Shell Here is an example of how html data can be parsed using sed with the extended regex flag:

printf 'some html data then data-id="123" other data and title here: title="Foo Bar" and more html\n' |
  sed -nE "s/.*data-id=\"([0-9]*)\".*title=\"([^\"]*)\".*/Title: \2\nID: \1/p" # note that we use .* at the beginning and end of the pattern in order to avoid printing everything that preceeds and follows the actual patterns we are matching

Closing words

Make sure you understand everything here before moving on, this is the absolute fundamentals when it comes to scraping. Some people come this far, but they do not quite understand how powerful this technique is. Let's say you have a website which when you click a button opens another website. You want to do what the button press does, but when you look at the html the url to the other site is nowhere to be found. How would you solve it?

If you know a bit of how websites work you might figure out that the is because the button link gets generated by JavaScript. The obvious solution would then be to run the JavaScript and generate the button link. This is both impractical, inefficent and not what was used so far in this guide.

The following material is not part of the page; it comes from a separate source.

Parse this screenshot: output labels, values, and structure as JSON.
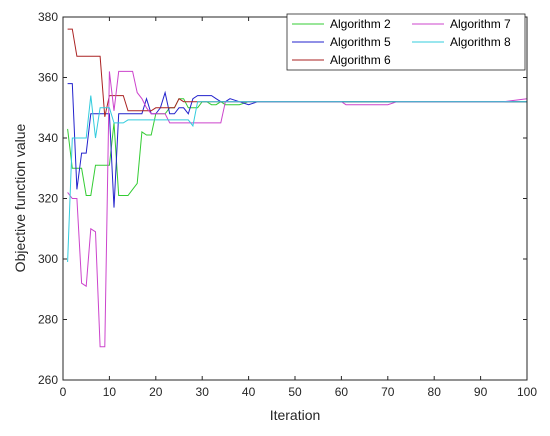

What you should do instead is inspect the button link url and check for something unique. For example if the button url is "https://example.com/click/487a162?key=748" then I would look through the webpage for any instances of "487a162" and "748" and figure out a way to get those strings automatically, because that's everything required to make the link.

The secret to scraping is: You have all information required to make anything your browser does, you just need to figure out how. You almost never need to run some website JavaScript to get what you want. It is like a puzzle on how to get to the next request url, you have all the pieces, you just need to figure out how they fit.